Tony Toliver - Under The Spotlight

First Published Country Music International, March 1997

Tony Toliver was wowing them out front at the Nashville Palace when Randy Travis was still washing the dishes out back. But things changed. Now the one-time Dottie West sideman is back in the public eye.

To be the first act signed to a major new Nashville label is no small deal and Tony Toliver, a piano-pounding honky-tonker from Richards, Texas, is aware that all eyes are on him and his HALF SAINT, HALF SINNER album recently released on Rising Tide Records.

Toliver is a big-voiced, laconic performer who has obviously been around the block a time or two.

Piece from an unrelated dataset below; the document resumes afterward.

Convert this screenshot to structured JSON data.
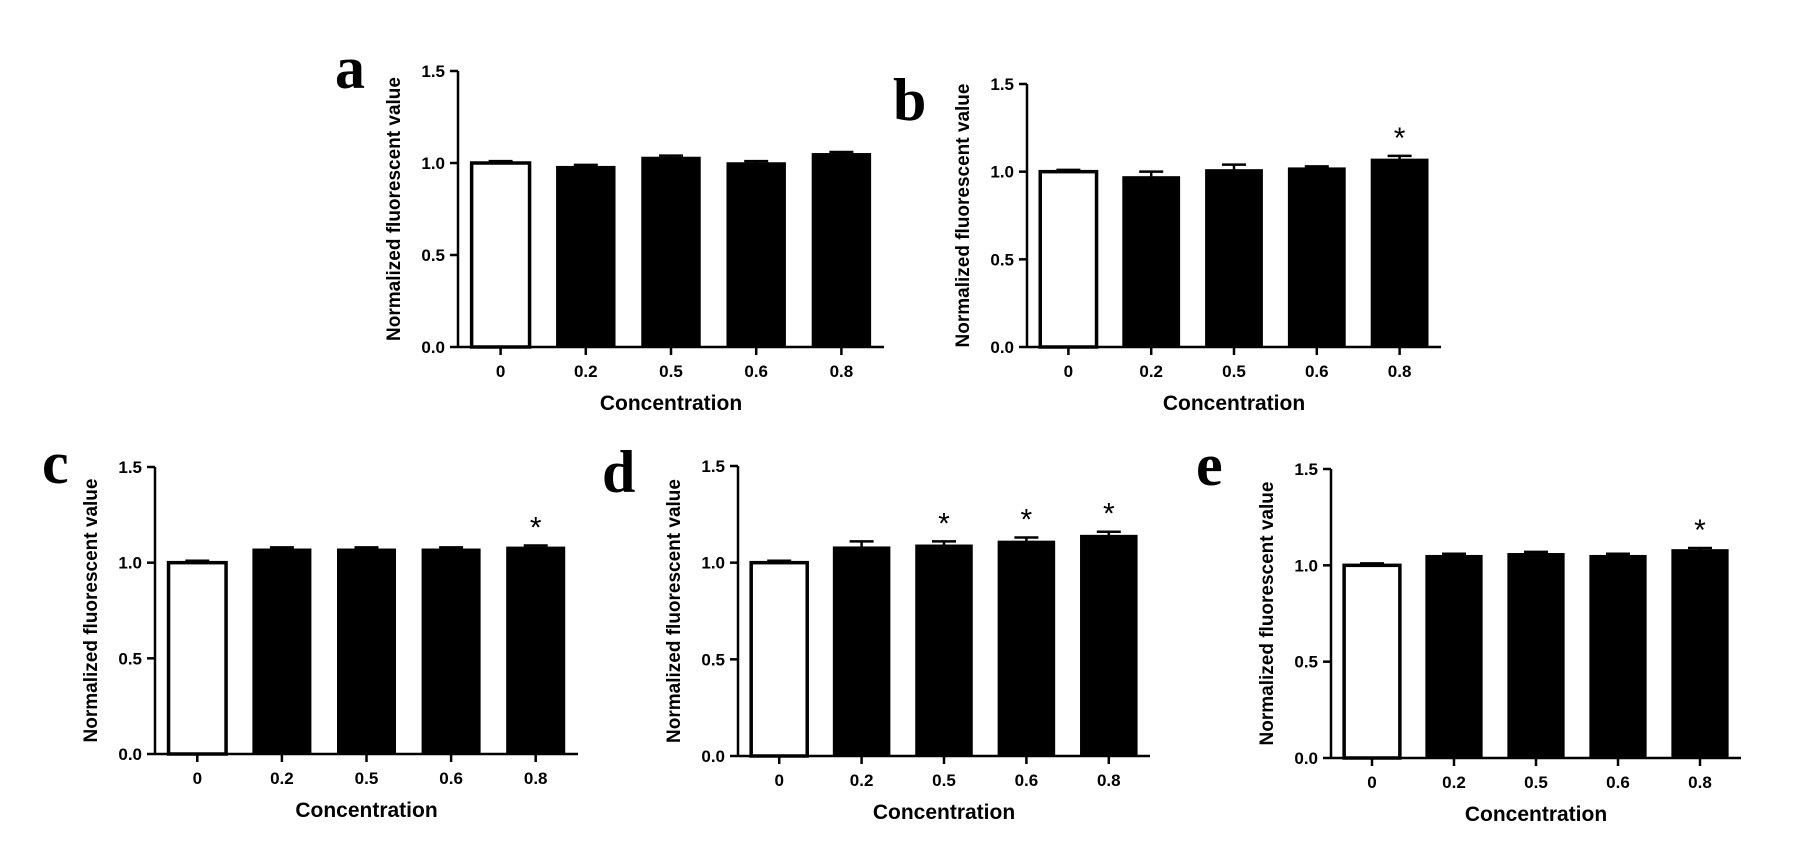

He played and sang for many years with the late Dottie West’s band and weathered many storms with the singer, who also served as mentor to Larry Gatlin and Steve Wariner. 

“I talked to her three times on the day she was killed,” he recalled. “The last time we talked, it was about 6:15 that night, and she said: ‘I’ve got my hat and boots on,’ and I said: ‘Well you’d better get the rest of it on, and come to the Opry, I’ll see you there.’”

Dottie West never made it to the Opry that night in September 1991. She got her 81-year-old neighbour to driver her, but approaching the Opry House, he lost control of the car and they crashed. Dottie was admitted to the hospital with horrendous internal injuries where she died a few days later.

Tony Toliver was one of the first ones to arrive at the scene of her fatal auto accident. (His album dedication reads: ‘Dot this album is dedicated to you, and I guess we’re all on the way home.’) Toliver had been trying to get his album project off the ground for several years, and his groundwork has definitely paid off.

Toliver has been playing and singing since he was part of the family gospel group, the Piney Woods Quartet, that gigged all across Southeast Texas. When he arrived in Nashville in the early 1980s he landed a job at the Nashville Palace. He was the bandleader when Randy Travis was still the dishwasher who sang during the headliner breaks.

“He wasn’t that good live at all,” Tony remembers. “He had problems with pitch and stage presence. I'd do the first set and would be kicking up the crowd, and Randy would come out and put ‘em to sleep. Then the next thing we knew, he was on the radio. You just never know these things.”

His next job was at the Hall Of Fame motel where he came across country superstar Dottie West, who offered him a job in her band. Tony said that he wouldn’t go without his band, so Dottie hired them all and took him from the Grand Ole Opry to the White House.

“The one thing I learned from her was that the show must go on,” he says. “Whether she was having an argument over something backstage, or the bailiffs were taking her house, whatever it was, she’d walk on stage, turn that smile on and do the show.” 

This was at the time when Dottie’s career was on a downward spiral and in summer of 1987, Tony took a break from working with her to come to Britain with Tompall Glaser, playing piano and singing a few numbers at the beginning of his show.

“We were over for 30 days and we toured he place in a van,” he recalls. “We had a great time. Tompall wasn’t sober from the time we left Nashville until the time we got back.”

When Dottie died, Tony kept the band on the road and cut a fine, but overlooked eponymous debut album for Capitol-Curb. He had been signed by James Stroud to a production deal at Universal, at the time a subsidiary of MCA. Then Stroud moved over to Capitol, bringing Toliver with him. “I was at Capitol, with about 56 artists on the label and we couldn’t get any attention,” he shrugs. 

Tony left Capitol, but remained signed to Curb, releasing the occasional single and continuing to sing demos, working from his own studio in Nashville where he worked on various projects. One of the songs he cut was Doctor Time. “Mike Curb loved the song, he loved me, but his guys would not release the damn thing,” says Toliver bitterly. A few months later, Rick Trevino turned it into a Top 5 country hit.

Tony represents part of the country tradition that’s been all but overlooked in the neo-trad 1990s. On his second album, HALF SAINT, HALF SINNER, he achieves the near-impossible and gets the best out of the usually staid and safe Nashville sessions players. Tony infuses the material with his own style, right down to his own piano licks on most of the songs. 

“I’m looking forward to getting my music out there,” he enthuses. “I haven’t played live on a regular basis in something like three years. And that’s my favourite part of it. I'm a studio junkie and I like to write and to record, but playing live is my favourite thing.”